William Grieder noted in a Nation article that Friedman “championed an ethic of unrelenting, unapologetic self-interest that pushed aside human sympathy.”
The horrible results were evident in Chile, post-Sovet Russia, China and Iraq.
Friedman’s “gospel of wealth” was adopted in America with tax cuts for the wealthy under Reagan. It continued in the archconservative reign of Bush II. His deregulation madness produced the scandal of Enron’s energy shell game.
Wall Streeters get eight-figure salaries. CEOs reap outrageous salaries even when their corporations fare badly. The CEO of Nike earned $6.3 million in 2007.
Yet Congress still embraces socialism for the rich. The tax system is regressive, the minimum wage a pittance.
Congress really has just one party, a party oozing love for Big Business. It lets corporations set up tax havens offshore, avoiding $50 billion in taxes yearly. Subsidies. Outsourcing. Sweatshops. Plants abroad with scandalously low pay and inhuman hours.
Bill Moyers in a Nation article puts it about as well as anyone since Marx: “freedom to accumulate wealth without social responsibilities and the license to buy the political system right out from under everyone else.”
France’s Le Monde observed: “Inequalities constitute one of the world’s cancers.”

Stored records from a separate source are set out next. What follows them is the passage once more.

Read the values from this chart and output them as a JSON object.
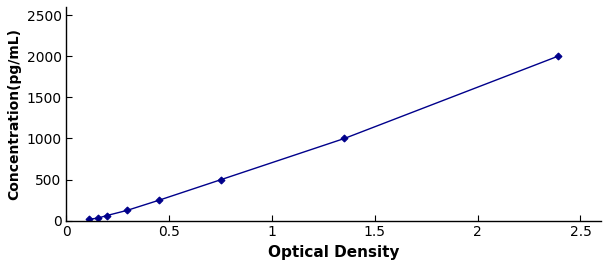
{
  "x": [
    0.108,
    0.153,
    0.197,
    0.295,
    0.452,
    0.753,
    1.352,
    2.39
  ],
  "y": [
    15.6,
    31.25,
    62.5,
    125,
    250,
    500,
    1000,
    2000
  ],
  "line_color": "#00008B",
  "marker": "D",
  "marker_size": 3.5,
  "marker_color": "#00008B",
  "line_width": 1.0,
  "xlabel": "Optical Density",
  "ylabel": "Concentration(pg/mL)",
  "xlim": [
    0.0,
    2.6
  ],
  "ylim": [
    0,
    2600
  ],
  "xticks": [
    0,
    0.5,
    1.0,
    1.5,
    2.0,
    2.5
  ],
  "xticklabels": [
    "0",
    "0.5",
    "1",
    "1.5",
    "2",
    "2.5"
  ],
  "yticks": [
    0,
    500,
    1000,
    1500,
    2000,
    2500
  ],
  "yticklabels": [
    "0",
    "500",
    "1000",
    "1500",
    "2000",
    "2500"
  ],
  "xlabel_fontsize": 11,
  "ylabel_fontsize": 10,
  "tick_fontsize": 10,
  "background_color": "#ffffff",
  "plot_bg_color": "#ffffff",
  "figure_width": 6.08,
  "figure_height": 2.67,
  "dpi": 100
}
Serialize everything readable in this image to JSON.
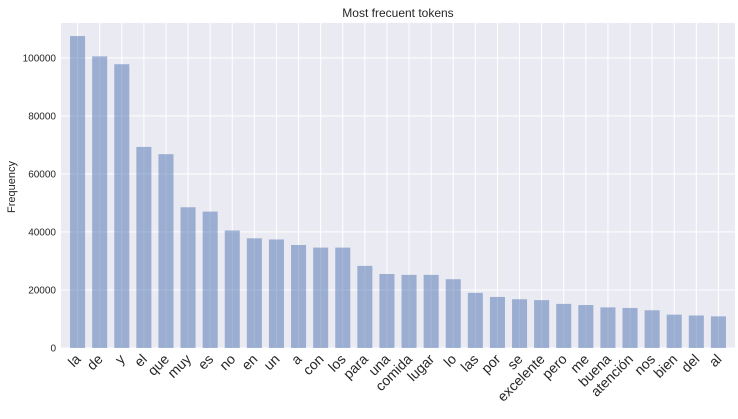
{
  "chart_data": {
    "type": "bar",
    "title": "Most frecuent tokens",
    "xlabel": "",
    "ylabel": "Frequency",
    "ylim": [
      0,
      112000
    ],
    "yticks": [
      0,
      20000,
      40000,
      60000,
      80000,
      100000
    ],
    "grid": true,
    "categories": [
      "la",
      "de",
      "y",
      "el",
      "que",
      "muy",
      "es",
      "no",
      "en",
      "un",
      "a",
      "con",
      "los",
      "para",
      "una",
      "comida",
      "lugar",
      "lo",
      "las",
      "por",
      "se",
      "excelente",
      "pero",
      "me",
      "buena",
      "atención",
      "nos",
      "bien",
      "del",
      "al"
    ],
    "values": [
      107500,
      100500,
      97800,
      69300,
      66800,
      48500,
      47000,
      40500,
      37800,
      37400,
      35500,
      34600,
      34600,
      28300,
      25500,
      25200,
      25200,
      23700,
      19000,
      17600,
      16800,
      16500,
      15200,
      14800,
      14000,
      13800,
      13000,
      11500,
      11200,
      10900
    ],
    "colors": {
      "bar": "#4c72b0",
      "background": "#eaeaf2",
      "grid": "#ffffff"
    }
  }
}
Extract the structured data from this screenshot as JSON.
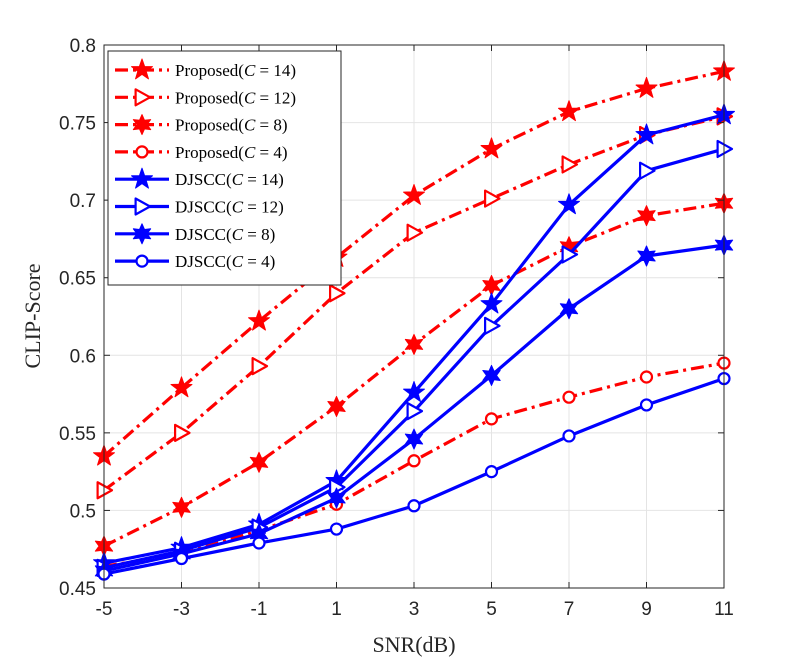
{
  "chart_data": {
    "type": "line",
    "title": "",
    "xlabel": "SNR(dB)",
    "ylabel": "CLIP-Score",
    "x": [
      -5,
      -3,
      -1,
      1,
      3,
      5,
      7,
      9,
      11
    ],
    "x_tick_labels": [
      "-5",
      "-3",
      "-1",
      "1",
      "3",
      "5",
      "7",
      "9",
      "11"
    ],
    "xlim": [
      -5,
      11
    ],
    "ylim": [
      0.45,
      0.8
    ],
    "y_ticks": [
      0.45,
      0.5,
      0.55,
      0.6,
      0.65,
      0.7,
      0.75,
      0.8
    ],
    "y_tick_labels": [
      "0.45",
      "0.5",
      "0.55",
      "0.6",
      "0.65",
      "0.7",
      "0.75",
      "0.8"
    ],
    "grid": true,
    "legend_position": "top-left",
    "series": [
      {
        "name": "Proposed(C = 14)",
        "legend_prefix": "Proposed(",
        "legend_var": "C",
        "legend_suffix": " = 14)",
        "color": "#ff0000",
        "style": "dashdot",
        "marker": "pentagram",
        "values": [
          0.535,
          0.579,
          0.622,
          0.663,
          0.703,
          0.733,
          0.757,
          0.772,
          0.783
        ]
      },
      {
        "name": "Proposed(C = 12)",
        "legend_prefix": "Proposed(",
        "legend_var": "C",
        "legend_suffix": " = 12)",
        "color": "#ff0000",
        "style": "dashdot",
        "marker": "triangle-right",
        "values": [
          0.513,
          0.55,
          0.593,
          0.64,
          0.679,
          0.701,
          0.723,
          0.742,
          0.754
        ]
      },
      {
        "name": "Proposed(C = 8)",
        "legend_prefix": "Proposed(",
        "legend_var": "C",
        "legend_suffix": " = 8)",
        "color": "#ff0000",
        "style": "dashdot",
        "marker": "hexagram",
        "values": [
          0.477,
          0.502,
          0.531,
          0.567,
          0.607,
          0.645,
          0.67,
          0.69,
          0.698
        ]
      },
      {
        "name": "Proposed(C = 4)",
        "legend_prefix": "Proposed(",
        "legend_var": "C",
        "legend_suffix": " = 4)",
        "color": "#ff0000",
        "style": "dashdot",
        "marker": "circle",
        "values": [
          0.464,
          0.472,
          0.487,
          0.504,
          0.532,
          0.559,
          0.573,
          0.586,
          0.595
        ]
      },
      {
        "name": "DJSCC(C = 14)",
        "legend_prefix": "DJSCC(",
        "legend_var": "C",
        "legend_suffix": " = 14)",
        "color": "#0000ff",
        "style": "solid",
        "marker": "pentagram",
        "values": [
          0.466,
          0.476,
          0.491,
          0.519,
          0.576,
          0.633,
          0.697,
          0.742,
          0.755
        ]
      },
      {
        "name": "DJSCC(C = 12)",
        "legend_prefix": "DJSCC(",
        "legend_var": "C",
        "legend_suffix": " = 12)",
        "color": "#0000ff",
        "style": "solid",
        "marker": "triangle-right",
        "values": [
          0.463,
          0.474,
          0.489,
          0.515,
          0.564,
          0.619,
          0.665,
          0.719,
          0.733
        ]
      },
      {
        "name": "DJSCC(C = 8)",
        "legend_prefix": "DJSCC(",
        "legend_var": "C",
        "legend_suffix": " = 8)",
        "color": "#0000ff",
        "style": "solid",
        "marker": "hexagram",
        "values": [
          0.461,
          0.472,
          0.485,
          0.508,
          0.546,
          0.587,
          0.63,
          0.664,
          0.671
        ]
      },
      {
        "name": "DJSCC(C = 4)",
        "legend_prefix": "DJSCC(",
        "legend_var": "C",
        "legend_suffix": " = 4)",
        "color": "#0000ff",
        "style": "solid",
        "marker": "circle",
        "values": [
          0.459,
          0.469,
          0.479,
          0.488,
          0.503,
          0.525,
          0.548,
          0.568,
          0.585
        ]
      }
    ]
  }
}
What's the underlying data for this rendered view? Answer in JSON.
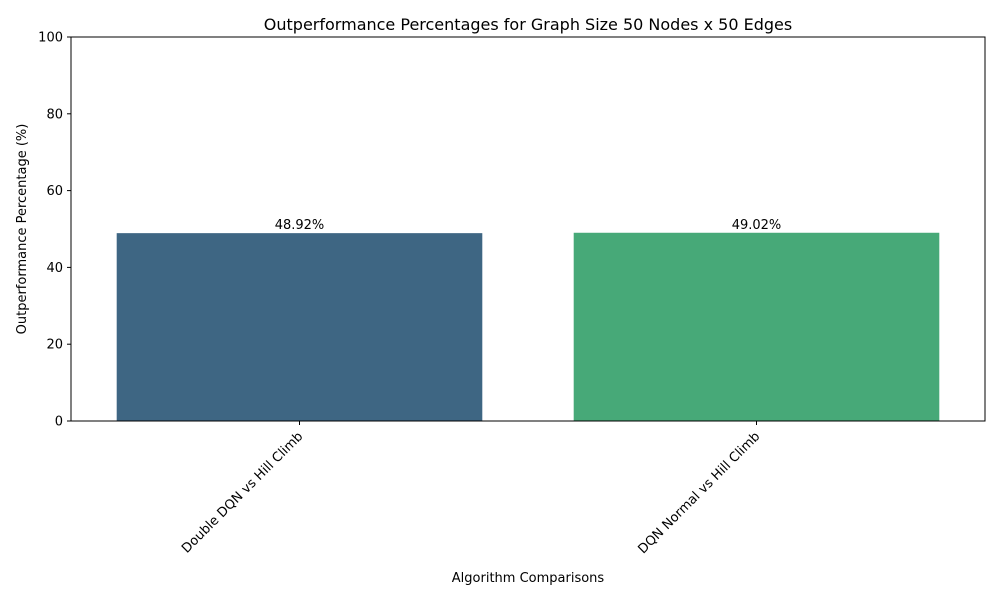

America has that cancer with the ever-widening gap between the Haves and Have Nots. The class system abounds in America although few dare mention it. The new $1.3 billion Yankee stadium was built with tax free bonds subsidized by taxpayers.
Its skyboxes and luxury suites are for the fatcats, removed from the rabble. Seats behind the dugout will cost $850 a game, seats near home plate up to $2,500.
Look at the sad state of many Americans. The economy near recession, home foreclosures stunning. Trapped by debt. Joblessness exceeding 6 percent.
Pensions cut back, wages and salaries slashed. Medical costs ever-rising, gas prices onerous. Thirty-seven million living in poverty. Nearly 50 million without health insurance.
Even Barack Obama, who is far worthier of being president than John McCain, is limp in the financial crisis. He lacks the Rooseveltian fire and blunt-speaking. Teddy: “the malefactors of great wealth.” Franklin: “the privileged princes” of “economic dynasties.”
But even that is better than McCain mouthing clichés about corporate tax cuts and smaller government.
The horror of capitalism is cloaked by what Marx called sham watchwords: democracy, liberty and freedom of the press. These are “cobwebs, embroidered with flowers of rhetoric, steeped in the dew of sickly sentiment,” he wrote.
Capitalism is soulless, what Helen Keller indicted as an intolerable system. America epitomizes that heartless, predatory system, promoting war, destroying unions and displaying hostility to working people.
Civilized nations like France have long since rejected Friedmanite capitalism.